Those who have visited the cities of Silesia would find it hard to deny that Zory is one of the prettiest and best-maintained, with its lovely town square, smart streets and a number of historic monuments testifying to the city’s long past. An extraordinary aspect of this place is the way the old blends with the new. Residents are proud to call Zory their home and to show it off to visitors.
The medieval layout of the Old Town in Zory has been preserved, including fragments of the former defensive walls, the 14th century parish church and historic tenement houses. Today a total of 1300 metres of the original city walls still remain, some of which are up to 9 meters high and were built in the last quarter of the 13th century. Dating from the late Baroque, the church of St. Philip and St. Jacob constitutes a unique example of hall construction. There is yet another shrine in Zory that deserves a look – a tiny 19th century chapel dubbed ‘kosciolek’ (‘little church’) by the locals. A visit to the Town Museum is also worthwhile, especially since it boasts an exhibition showcasing the cultures of Western Africa peoples, something that few other museums in Poland can offer.

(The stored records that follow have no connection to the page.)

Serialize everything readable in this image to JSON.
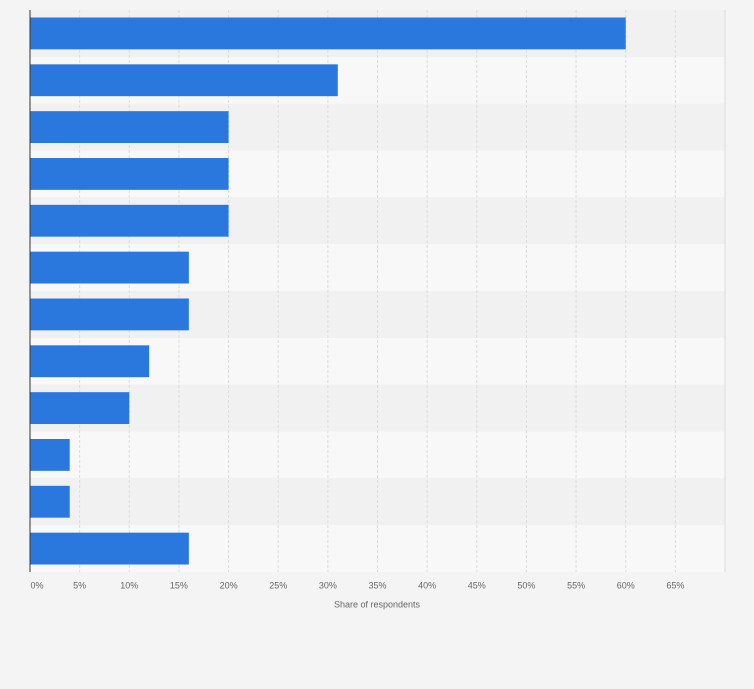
{
  "chart_data": {
    "type": "bar",
    "orientation": "horizontal",
    "categories": [
      null,
      null,
      null,
      null,
      null,
      null,
      null,
      null,
      null,
      null,
      null,
      null
    ],
    "values": [
      60,
      31,
      20,
      20,
      20,
      16,
      16,
      12,
      10,
      4,
      4,
      16
    ],
    "color": "#2a78de",
    "xlabel": "Share of respondents",
    "xlim": [
      0,
      70
    ],
    "xticks": [
      {
        "value": 0,
        "label": "0%"
      },
      {
        "value": 5,
        "label": "5%"
      },
      {
        "value": 10,
        "label": "10%"
      },
      {
        "value": 15,
        "label": "15%"
      },
      {
        "value": 20,
        "label": "20%"
      },
      {
        "value": 25,
        "label": "25%"
      },
      {
        "value": 30,
        "label": "30%"
      },
      {
        "value": 35,
        "label": "35%"
      },
      {
        "value": 40,
        "label": "40%"
      },
      {
        "value": 45,
        "label": "45%"
      },
      {
        "value": 50,
        "label": "50%"
      },
      {
        "value": 55,
        "label": "55%"
      },
      {
        "value": 60,
        "label": "60%"
      },
      {
        "value": 65,
        "label": "65%"
      }
    ],
    "grid": true
  }
}
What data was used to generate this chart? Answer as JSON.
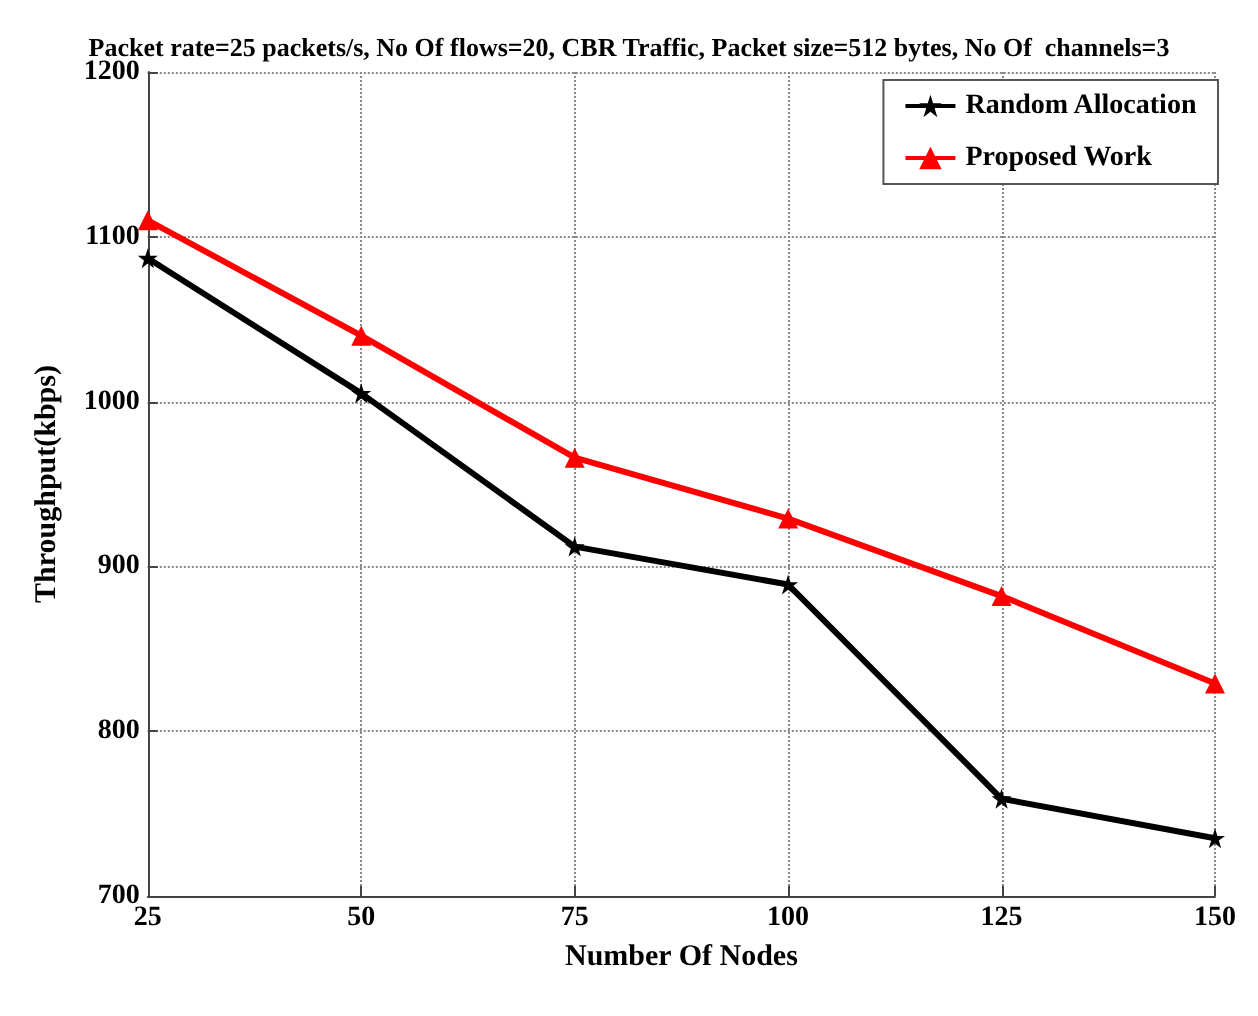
{
  "chart_data": {
    "type": "line",
    "title": "Packet rate=25 packets/s, No Of flows=20, CBR Traffic, Packet size=512 bytes, No Of  channels=3",
    "xlabel": "Number Of Nodes",
    "ylabel": "Throughput(kbps)",
    "x": [
      25,
      50,
      75,
      100,
      125,
      150
    ],
    "series": [
      {
        "name": "Random Allocation",
        "color": "#000000",
        "marker": "star",
        "values": [
          1087,
          1005,
          912,
          889,
          759,
          735
        ]
      },
      {
        "name": "Proposed Work",
        "color": "#ff0000",
        "marker": "triangle",
        "values": [
          1110,
          1040,
          966,
          929,
          882,
          829
        ]
      }
    ],
    "xlim": [
      25,
      150
    ],
    "xticks": [
      25,
      50,
      75,
      100,
      125,
      150
    ],
    "ylim": [
      700,
      1200
    ],
    "yticks": [
      700,
      800,
      900,
      1000,
      1100,
      1200
    ],
    "grid": true,
    "legend": "top right",
    "line_style": "solid"
  }
}
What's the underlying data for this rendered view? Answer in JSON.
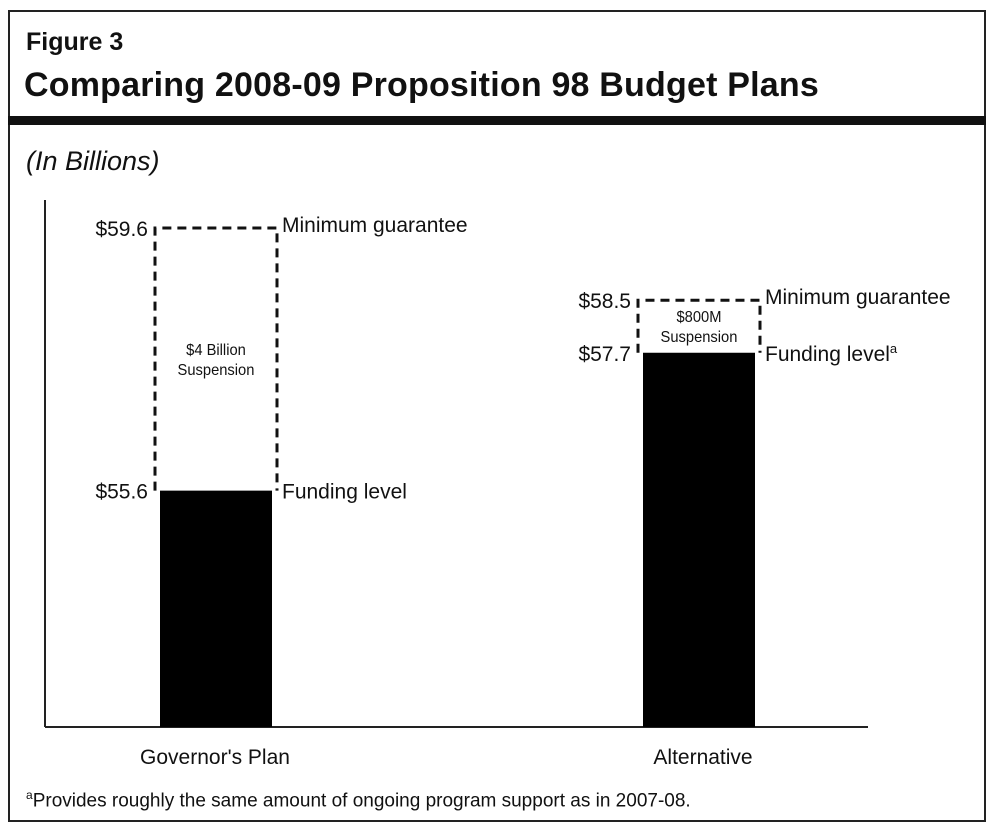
{
  "figure_label": "Figure 3",
  "title": "Comparing 2008-09 Proposition 98 Budget Plans",
  "units": "(In Billions)",
  "footnote": {
    "marker": "a",
    "text": "Provides roughly the same amount of ongoing program support as in 2007-08."
  },
  "chart_data": {
    "type": "bar",
    "categories": [
      "Governor's Plan",
      "Alternative"
    ],
    "series": [
      {
        "name": "Funding level",
        "values": [
          55.6,
          57.7
        ]
      },
      {
        "name": "Minimum guarantee",
        "values": [
          59.6,
          58.5
        ]
      }
    ],
    "bars": [
      {
        "category": "Governor's Plan",
        "funding_value_label": "$55.6",
        "funding_label": "Funding level",
        "funding_label_sup": "",
        "guarantee_value_label": "$59.6",
        "guarantee_label": "Minimum guarantee",
        "suspension_label_lines": [
          "$4 Billion",
          "Suspension"
        ]
      },
      {
        "category": "Alternative",
        "funding_value_label": "$57.7",
        "funding_label": "Funding level",
        "funding_label_sup": "a",
        "guarantee_value_label": "$58.5",
        "guarantee_label": "Minimum guarantee",
        "suspension_label_lines": [
          "$800M",
          "Suspension"
        ]
      }
    ],
    "fill_color": "#000000",
    "grid": false,
    "legend": "none"
  }
}
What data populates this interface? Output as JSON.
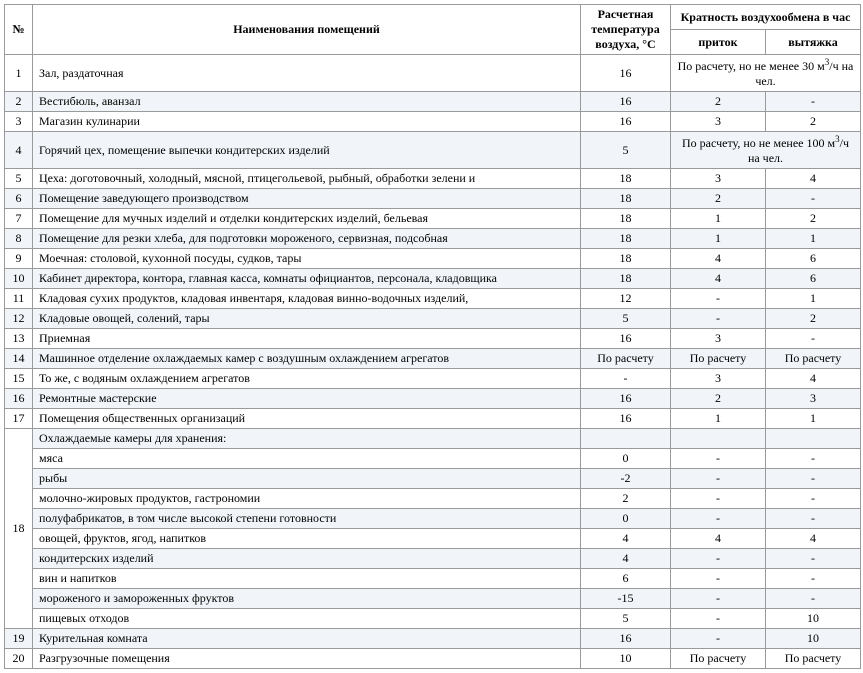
{
  "header": {
    "num": "№",
    "name": "Наименования помещений",
    "temp": "Расчетная температура воздуха, °С",
    "air_group": "Кратность воздухообмена в час",
    "inflow": "приток",
    "outflow": "вытяжка"
  },
  "calc_note1": "По расчету, но не менее 30 м³/ч на чел.",
  "calc_note2": "По расчету, но не менее 100 м³/ч на чел.",
  "rows_simple": [
    {
      "n": "2",
      "name": "Вестибюль, аванзал",
      "t": "16",
      "in": "2",
      "out": "-",
      "odd": true
    },
    {
      "n": "3",
      "name": "Магазин кулинарии",
      "t": "16",
      "in": "3",
      "out": "2",
      "odd": false
    }
  ],
  "rows_after4": [
    {
      "n": "5",
      "name": "Цеха: доготовочный, холодный, мясной, птицегольевой, рыбный, обработки зелени и",
      "t": "18",
      "in": "3",
      "out": "4",
      "odd": false
    },
    {
      "n": "6",
      "name": "Помещение заведующего производством",
      "t": "18",
      "in": "2",
      "out": "-",
      "odd": true
    },
    {
      "n": "7",
      "name": "Помещение для мучных изделий и отделки кондитерских изделий, бельевая",
      "t": "18",
      "in": "1",
      "out": "2",
      "odd": false
    },
    {
      "n": "8",
      "name": "Помещение для резки хлеба, для подготовки мороженого, сервизная, подсобная",
      "t": "18",
      "in": "1",
      "out": "1",
      "odd": true
    },
    {
      "n": "9",
      "name": "Моечная: столовой, кухонной посуды, судков, тары",
      "t": "18",
      "in": "4",
      "out": "6",
      "odd": false
    },
    {
      "n": "10",
      "name": "Кабинет директора, контора, главная касса, комнаты официантов, персонала, кладовщика",
      "t": "18",
      "in": "4",
      "out": "6",
      "odd": true
    },
    {
      "n": "11",
      "name": "Кладовая сухих продуктов, кладовая инвентаря, кладовая винно-водочных изделий,",
      "t": "12",
      "in": "-",
      "out": "1",
      "odd": false
    },
    {
      "n": "12",
      "name": "Кладовые овощей, солений, тары",
      "t": "5",
      "in": "-",
      "out": "2",
      "odd": true
    },
    {
      "n": "13",
      "name": "Приемная",
      "t": "16",
      "in": "3",
      "out": "-",
      "odd": false
    },
    {
      "n": "14",
      "name": "Машинное отделение охлаждаемых камер с воздушным охлаждением агрегатов",
      "t": "По расчету",
      "in": "По расчету",
      "out": "По расчету",
      "odd": true
    },
    {
      "n": "15",
      "name": "То же, с водяным охлаждением агрегатов",
      "t": "-",
      "in": "3",
      "out": "4",
      "odd": false
    },
    {
      "n": "16",
      "name": "Ремонтные мастерские",
      "t": "16",
      "in": "2",
      "out": "3",
      "odd": true
    },
    {
      "n": "17",
      "name": "Помещения общественных организаций",
      "t": "16",
      "in": "1",
      "out": "1",
      "odd": false
    }
  ],
  "group18_title": "Охлаждаемые камеры для хранения:",
  "group18_rows": [
    {
      "name": "мяса",
      "t": "0",
      "in": "-",
      "out": "-",
      "odd": false
    },
    {
      "name": "рыбы",
      "t": "-2",
      "in": "-",
      "out": "-",
      "odd": true
    },
    {
      "name": "молочно-жировых продуктов, гастрономии",
      "t": "2",
      "in": "-",
      "out": "-",
      "odd": false
    },
    {
      "name": "полуфабрикатов, в том числе высокой степени готовности",
      "t": "0",
      "in": "-",
      "out": "-",
      "odd": true
    },
    {
      "name": "овощей, фруктов, ягод, напитков",
      "t": "4",
      "in": "4",
      "out": "4",
      "odd": false
    },
    {
      "name": "кондитерских изделий",
      "t": "4",
      "in": "-",
      "out": "-",
      "odd": true
    },
    {
      "name": "вин и напитков",
      "t": "6",
      "in": "-",
      "out": "-",
      "odd": false
    },
    {
      "name": "мороженого и замороженных фруктов",
      "t": "-15",
      "in": "-",
      "out": "-",
      "odd": true
    },
    {
      "name": "пищевых отходов",
      "t": "5",
      "in": "-",
      "out": "10",
      "odd": false
    }
  ],
  "rows_tail": [
    {
      "n": "19",
      "name": "Курительная комната",
      "t": "16",
      "in": "-",
      "out": "10",
      "odd": true
    },
    {
      "n": "20",
      "name": "Разгрузочные помещения",
      "t": "10",
      "in": "По расчету",
      "out": "По расчету",
      "odd": false
    }
  ],
  "row1": {
    "n": "1",
    "name": "Зал, раздаточная",
    "t": "16"
  },
  "row4": {
    "n": "4",
    "name": "Горячий цех, помещение выпечки кондитерских изделий",
    "t": "5"
  },
  "colors": {
    "odd_bg": "#f1f5f9",
    "even_bg": "#ffffff",
    "border": "#9a9a9a"
  }
}
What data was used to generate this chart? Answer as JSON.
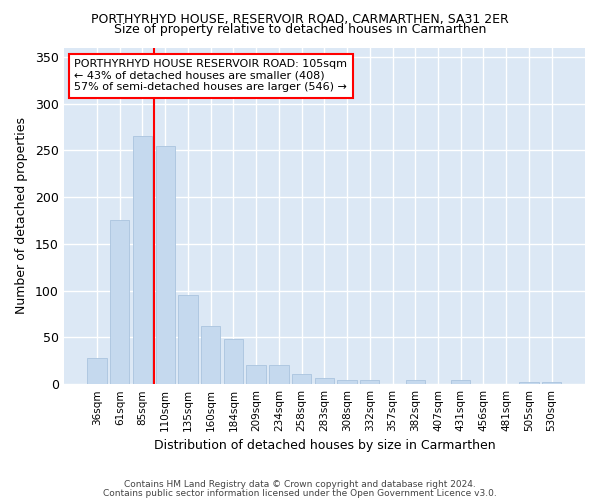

Zory hosts numerous cultural events on a regular basis, including the International Guitar Festival, Sari-Zory Meetings with Shanties and Folk Music, the International Festival of Folk Bands and Majorettes, and the National Open Air Painting event. Every year for over 300 years, on 11 May, the locals have observed the Torch-Light Day, a special celebration that only takes place in Zory.
Zory is a medium-sized city, situated in the southern part of Upper Silesia, with a population totalling 63,000 inhabitants. It has a favourable location at the crossing of significant transport routes, giving convenient access to most cities of the Katowice
metropolitan area, as well as holiday and ski resorts such as Bielsko-Biala
, Wisla and Szczyrk
. The two important roads running through the city are state road no 81 from Wisla and Cieszyn
to Katowice and province east-west road no 935.
Since Zory is located in the ecologically cleanest part of Upper Silesia, far from heavy industry, the air pollution here is much lower than anywhere else in the region.
Among the oldest cities in Silesia, Zory received its civic rights in 1272 from Wladyslaw the Prince of Opole
and Raciborz. The settlement is first mentioned in a document from 1258, concerning the foundation of the Cistercian monastery in Rudy Raciborskie. In the document Prince Wladyslaw stated his intention to establish a defensive town.
The name of the town is thought to derive from a Slavonic settlement called ‘Zar’ (‘heat’ in English), and is connected with a widely used method of preparing land for agricultural purposes by burning grass and forest. Another explanation is that the origin of the name should be sought in Zory’s history, in the course of which the town frequently suffered from siege and fire. Since 1702, when a great fire destroyed a large part of the town and caused the death of many inhabitants, the residents of Zory have celebrated a very special festival. On the evening of 11 May they gather in front of the church of St. Philip and St. Jacob and, equipped with torches, march along the streets of the old town to the town square. This unique procession is supposed to protect the city from the threat of fire.
In 1291, after Prince Wladyslaw’s son, Przemyslaw, had sworn an oath of fealty to the Czech king, Waclaw, Zory – together with the entire Raciborz duchy – became a fief of the Czech Crown. In 1345 the king of Poland, Kazimierz the Great, set out with the aim of bringing Silesia under his control. However, the siege of Zory by the Polish army proved unsuccessful.
The first half of the 15th century was the time of the Hussite wars. In 1526 the town, like the whole of Silesia, became under the control of the Habsburg monarchy. During the Thirty Years’ War Zory was repeatedly ravaged by plagues and passing troops. After 1740 it fell to the Prussian rule.
Until the 19th century, the town’s economy was based on crafts, small trade and even agriculture to some extent, but from then on it began to depend more and more on industry. Zory officially came under Polish administration on 4 July 1922.
The German occupation of the town started as early as 1 September 1939. Just like the rest of Upper Silesia, Zory was directly annexed by the Third Reich. Towards the end of the Second World War 80% of the buildings were utterly destroyed as a result of fighting.